You can make it easier to read by using simpler constructs such as if.
It will take up a few more lines of source code but will not have any
measurable effect on execution time, and will be much easier for those
that come after you to understand.

You can DRY it by putting it in a method.

I also have to wonder why a _model_ is worrying about page number and per_page.

Colin

You can DRY it by putting it in a method.

In what method should I put it that is visible in all models? In an
extra lib class?

I also have to wonder why a _model_ is worrying about page number and per_page.

I pass it to a model method that does some Sphinx search. What would
be a better way? The search expression is so long, so I thought it
would be good to keep it out of my controller (everybody says "keep
your controller thin").

turkan wrote in post #964900:

You can DRY it by putting it in a method.

In what method should I put it that is visible in all models? In an
extra lib class?

Probably.

I also have to wonder why a _model_ is worrying about page number and per_page.

I pass it to a model method that does some Sphinx search. What would
be a better way? The search expression is so long, so I thought it
would be good to keep it out of my controller (everybody says "keep
your controller thin").

Then you probably want a separate model to talk to Sphinx, then call
Sphinx.search(params[:criteria]) in your controller. Or maybe you want
a utility class to do this. It really depends on the structure of your
app.

Best,

Thanks for the answers.

One last general question. Where do you validate your parameters
fetched by "params" that should be passed to models? Do you check them
right away in the controller and give them cleaned up to the model, or
do you just provide them as they are (maybe just put them in single
variables) and let the model check them?

Please quote when replying.

Kai Schlamp wrote in post #965115:

Thanks for the answers.

One last general question. Where do you validate your parameters
fetched by "params" that should be passed to models? Do you check them
right away in the controller and give them cleaned up to the model, or
do you just provide them as they are (maybe just put them in single
variables) and let the model check them?

It's usually the model's job to validate. That's what the validates_*
methods are for.

Validation in the controller will lead to repetitive code scattered all
over the application.

Best,

For a start, make use of the fact that Ruby is not Java. For instance:

''.to_i # => 0
nil.to_i # => 0
'blargh'.to_i # => 0
'123foo'.to_i # => 123

That last one is arguably weird, but reasonable.
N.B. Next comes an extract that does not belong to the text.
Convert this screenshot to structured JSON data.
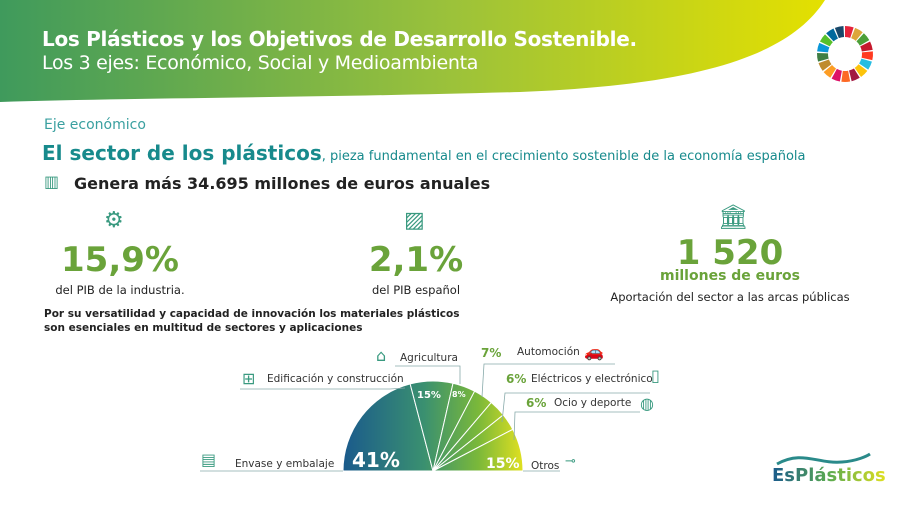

Secondly, for range-ish cases you might want to use some of the Array
functions. Your first case becomes:

[1, options[:page].to_i].max

the second (this is not as clear):

[100, [1, options[:per_page].to_i].max].min

or, if you don't mind scribbling on the options hash:

options[:per_page] = 10 unless (1..100).include?
(options[:per_page].to_i)

--Matt Jones

Validation in the controller will lead to repetitive code scattered all
over the application.

Ok, then one last last question :wink: ... just want to make sure that I
do it the Rails way.

When you let the user pass several paramters regarding how the
instances of your model are presented (order, page, and so on), where
do you check those?
Do make such (sometimes more complicated) queries in the controller
(and check those params there) or define a special search method in
the model (and check also those parameters in the model)?

What are you checking these parameters for, exactly? Everything has to pass through the model to the database, the model is responsible for sanitizing any SQL that is needed. Further, the model can enforce any business logic requirements you define in your validates* filters.

If you have a search facility in your page, you probably want to run that through either a separate search method in your controller, again, passing back whatever the user has entered to the model for eventual processing; or maybe you want a separate Search model and controller to interface with Sphinx or Solr or whatever you might be using under the hood. A separate model also allows you to search across multiple models without having to repeat a search controller method in each of those models' controllers.